L’atelier d’écriture, situation et stratégie


De par leur multiplication les ateliers d’écriture sont devenus un front politique incontournable :
- d’un côté des ateliers à vendre à des particuliers ou des collectivités comme des animations ou des formations qui transmettent un savoir sur l’écriture et créent ainsi du manque, car il y a toujours un autre savoir derrière et donc il faut revenir, et payer ;
- de l’autre l’atelier comme dispositif qui perturbe et éprouve les cadres de pensée et le rapport au réel, pour pouvoir dans une phase de débat et distanciation penser la création comme un processus et s’approprier, en amont de techniques et esthétiques, « un rapport de maîtrise/non maîtrise dans la langue écrite qui fait inventer de nouvelles façons d’écrire. »
En un sens le front est double :
  • La création aux créateurs, ou tous créateurs ?
  • L’atelier d’écriture doit-il être un moment d’intense protection dans lequel on désire profondément revenir, ou une rupture vécue où l’on conscientise par exemple que « perdre pied » c’est transformer le cadre en matière modelable [1] , que « quand on ne sait pas ce qu’on fait » on « commence à faire ce qu’on ne savait pas faire, on crée »...?

Ce clivage que génère l’atelier d’écriture a un poids considérable dans la vie culturelle présente : il fracture des équipes pédagogiques, psychiatriques, des centres sociaux, des comités d’entreprise, des collectifs d’artistes, des bibliothèques, et même des conseils municipaux. Dans une ville, dans un lieu, la présence d’ateliers politise, oblige à se positionner.
Dans ce contexte, les objets de travail traditionnels du secteur gardent toute leur pertinence. L’imaginaire tout d’abord ; parce que si le réel a toujours été l’objet d’incantations, de récits, de théories, de chiffres, l’homme se rassure en voulant croire , croire que ces signes sont transparents et rendent compte du monde où il vit ; la perturbation de ces signes, la distorsion de ces représentations, l’imaginaire, déplace le sujet : je ne situe plus le monde par rapport à ce que j’en sais, mais je me situe par rapport à lui -l’inconnu. Cette bascule, entre le moment où le sujet croit à ses clichés et prend pour de la pensée critique une fatalité dictée par les grands mythes, et la possibilité de travailler dans la durée la continuité entre sa parole et les tendances qui l’orientent afin de la transformer, cette bascule c’est avoir une oreille sur l’inconnu. Aujourd’hui encore la théorie de l’imaginaire fait tranchée, parce qu’elle affirme que l’être humain peut décider, agir, sur, et changer son rapport au monde du tout au tout, contre la théorie post-moderne et sociologisante des « grands-récits » qui voue l’homme au maniérisme et aux « micro-variations de pensée » (les romains disaient « ratiuncula », je trouve ça élégant.)

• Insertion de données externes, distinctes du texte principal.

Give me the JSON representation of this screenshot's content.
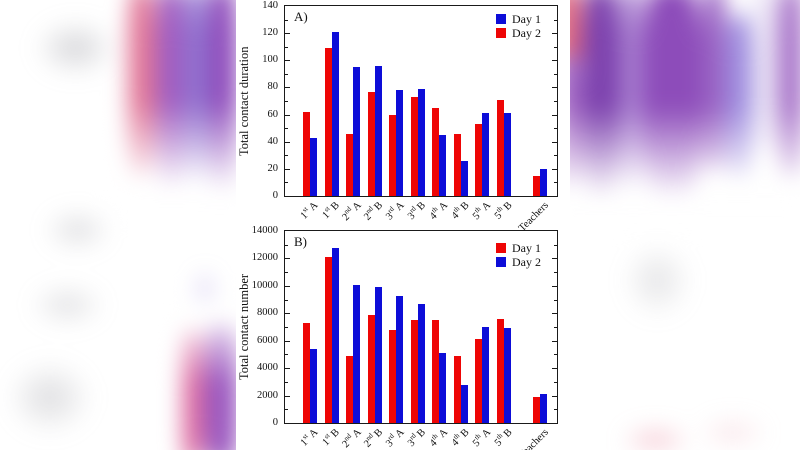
{
  "colors": {
    "day_red": "#ee0505",
    "day_blue": "#0d0dd8"
  },
  "categories_rich": [
    {
      "base": "1",
      "ord": "st",
      "cls": "A"
    },
    {
      "base": "1",
      "ord": "st",
      "cls": "B"
    },
    {
      "base": "2",
      "ord": "nd",
      "cls": "A"
    },
    {
      "base": "2",
      "ord": "nd",
      "cls": "B"
    },
    {
      "base": "3",
      "ord": "rd",
      "cls": "A"
    },
    {
      "base": "3",
      "ord": "rd",
      "cls": "B"
    },
    {
      "base": "4",
      "ord": "th",
      "cls": "A"
    },
    {
      "base": "4",
      "ord": "th",
      "cls": "B"
    },
    {
      "base": "5",
      "ord": "th",
      "cls": "A"
    },
    {
      "base": "5",
      "ord": "th",
      "cls": "B"
    },
    {
      "base": "Teachers",
      "ord": "",
      "cls": ""
    }
  ],
  "chart_data": [
    {
      "type": "bar",
      "panel_label": "A)",
      "title": "",
      "xlabel": "",
      "ylabel": "Total contact duration",
      "ylim": [
        0,
        140
      ],
      "ytick_step": 20,
      "yminor_step": 10,
      "ytick_labels": [
        "0",
        "20",
        "40",
        "60",
        "80",
        "100",
        "120",
        "140"
      ],
      "grid": false,
      "legend_position": "top-right",
      "categories": [
        "1st A",
        "1st B",
        "2nd A",
        "2nd B",
        "3rd A",
        "3rd B",
        "4th A",
        "4th B",
        "5th A",
        "5th B",
        "Teachers"
      ],
      "legend": [
        {
          "label": "Day 1",
          "color": "#0d0dd8"
        },
        {
          "label": "Day 2",
          "color": "#ee0505"
        }
      ],
      "series": [
        {
          "name": "Day 2",
          "color": "#ee0505",
          "values": [
            62,
            109,
            46,
            77,
            60,
            73,
            65,
            46,
            53,
            71,
            15
          ]
        },
        {
          "name": "Day 1",
          "color": "#0d0dd8",
          "values": [
            43,
            121,
            95,
            96,
            78,
            79,
            45,
            26,
            61,
            61,
            20
          ]
        }
      ]
    },
    {
      "type": "bar",
      "panel_label": "B)",
      "title": "",
      "xlabel": "",
      "ylabel": "Total contact number",
      "ylim": [
        0,
        14000
      ],
      "ytick_step": 2000,
      "yminor_step": 1000,
      "ytick_labels": [
        "0",
        "2000",
        "4000",
        "6000",
        "8000",
        "10000",
        "12000",
        "14000"
      ],
      "grid": false,
      "legend_position": "top-right",
      "categories": [
        "1st A",
        "1st B",
        "2nd A",
        "2nd B",
        "3rd A",
        "3rd B",
        "4th A",
        "4th B",
        "5th A",
        "5th B",
        "Teachers"
      ],
      "legend": [
        {
          "label": "Day 1",
          "color": "#ee0505"
        },
        {
          "label": "Day 2",
          "color": "#0d0dd8"
        }
      ],
      "series": [
        {
          "name": "Day 1",
          "color": "#ee0505",
          "values": [
            7300,
            12100,
            4900,
            7900,
            6800,
            7500,
            7500,
            4900,
            6100,
            7600,
            1900
          ]
        },
        {
          "name": "Day 2",
          "color": "#0d0dd8",
          "values": [
            5400,
            12800,
            10100,
            9900,
            9300,
            8700,
            5100,
            2800,
            7000,
            6900,
            2100
          ]
        }
      ]
    }
  ]
}
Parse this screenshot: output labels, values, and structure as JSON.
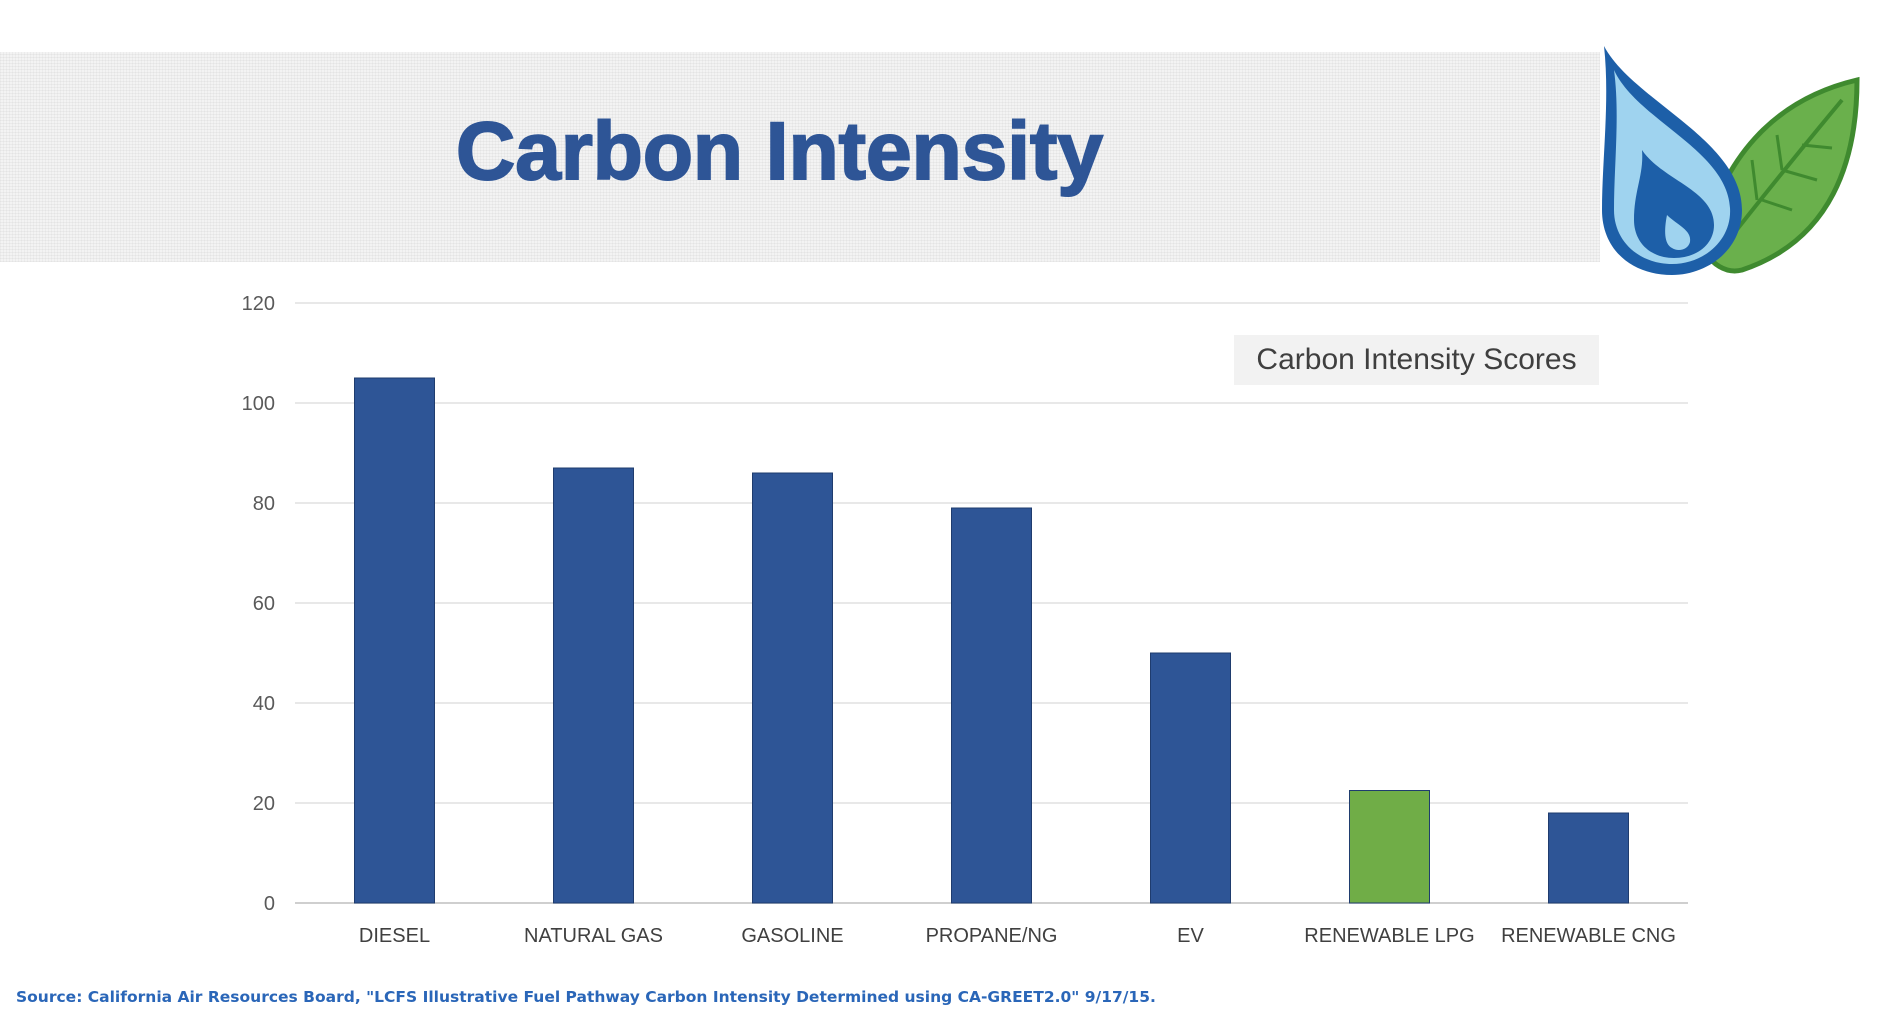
{
  "header": {
    "title": "Carbon Intensity"
  },
  "logo": {
    "icon": "water-drop-and-leaf-logo",
    "colors": {
      "drop_dark": "#1d5fa8",
      "drop_light": "#9fd3ef",
      "leaf": "#6ab04c",
      "leaf_dark": "#3f8a2f"
    }
  },
  "footer": {
    "source": "Source: California Air Resources Board, \"LCFS Illustrative Fuel Pathway Carbon Intensity Determined using CA-GREET2.0\" 9/17/15."
  },
  "chart_data": {
    "type": "bar",
    "title": "Carbon Intensity Scores",
    "xlabel": "",
    "ylabel": "",
    "categories": [
      "DIESEL",
      "NATURAL GAS",
      "GASOLINE",
      "PROPANE/NG",
      "EV",
      "RENEWABLE LPG",
      "RENEWABLE CNG"
    ],
    "values": [
      105,
      87,
      86,
      79,
      50,
      22.5,
      18
    ],
    "bar_colors": [
      "#2e5596",
      "#2e5596",
      "#2e5596",
      "#2e5596",
      "#2e5596",
      "#70ad47",
      "#2e5596"
    ],
    "ylim": [
      0,
      120
    ],
    "yticks": [
      0,
      20,
      40,
      60,
      80,
      100,
      120
    ],
    "grid": true,
    "legend": "none"
  }
}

Ensuite deux positions par rapport à l’atelier d’écriture : l’atelier d’écriture comme une nouvelle école littéraire, et l’atelier d’écriture comme une nouvelle forme artistique. Pourquoi ces positions comme objets de travail ? Les ateliers à travers le territoire national forment un important réseau, parfois organisé à l’échelle d’une ville autour d’une « Maison des écrits » ou d’une « Manufacture des mots », qui du côté des animateurs et des participants s’ancre dans des milieux sociaux et communautés très divers, de sorte que tout cela ne fait pas un tissu sans coutures. Du point de vue de la production, les ateliers ont investi tous les genres, les tendances, et même les types de diffusion. Pourtant, à travers ce réseau, si l’on suit le fil du militantisme et de l’émancipation, là où revient dans la bouche des animateurs le pari du « Tous capables », on s’aperçoit qu’un même type d’atelier, avec une phase de distanciation, adossé à une théorie de la pensée écrite, une conscience politique de la pédagogie, revient. Insiste. Et cette insistance fait œuvre, avec son histoire, sa géographie, ses chapelles. Il est important pour le secteur de pouvoir se situer dans ce réseau, ce qui nécessite de l’étudier, le critiquer, le provoquer. De le penser et d’interagir avec, comme avec n’importe quelle autre école littéraire.
Sur le dispositif pédagogique de l’atelier, comme une forme fixe (avec ses phases), sa fonction (au sens anthropologique du terme), sur l’horizon d’attentes qu’il pose et rompt, bref sur tout ce qui fait qu’une vision formaliste de l’art (et textualiste de la littérature) comprend l’atelier comme une œuvre à part entière, beaucoup de choses ont été écrites, notamment dans notre revue Cahiers de poèmes . La question est presque à retourner comme une chaussette, aujourd’hui : on ne peut pas définir ce qu’est une œuvre d’art, un poème par exemple. Historiquement, géographiquement, ça a tout été, et rien. Par contre on peut penser ce que fait une œuvre : une œuvre suggère, on n’arrive jamais à se rendre compte de tous les mouvements de pensée qu’elle suscite, et nous oblige à reformuler indéfiniment notre sentiment, notre sensation, notre sens. Et c’est exactement ainsi qu’agit l’atelier : face à lui, chaque participant -dont l’animateur- est en situation d’agir où il ne savait pas agir, de construire du sens là où il n’y en a pas. Penser l’atelier d’écriture comme une œuvre d’art, un enjeu pédagogique fondamental : c’est ce qui détermine que chaque participant invente son écriture, sinon on aura des ateliers programmatiques comme il en existe déjà, où le participant subit la contrainte (l’alexandrin, ou écrire à la façon de Charles Pennequin) et où les textes produits ne disent que le dispositif (un poème en alexandrin, une imitation de Charles Pennequin.)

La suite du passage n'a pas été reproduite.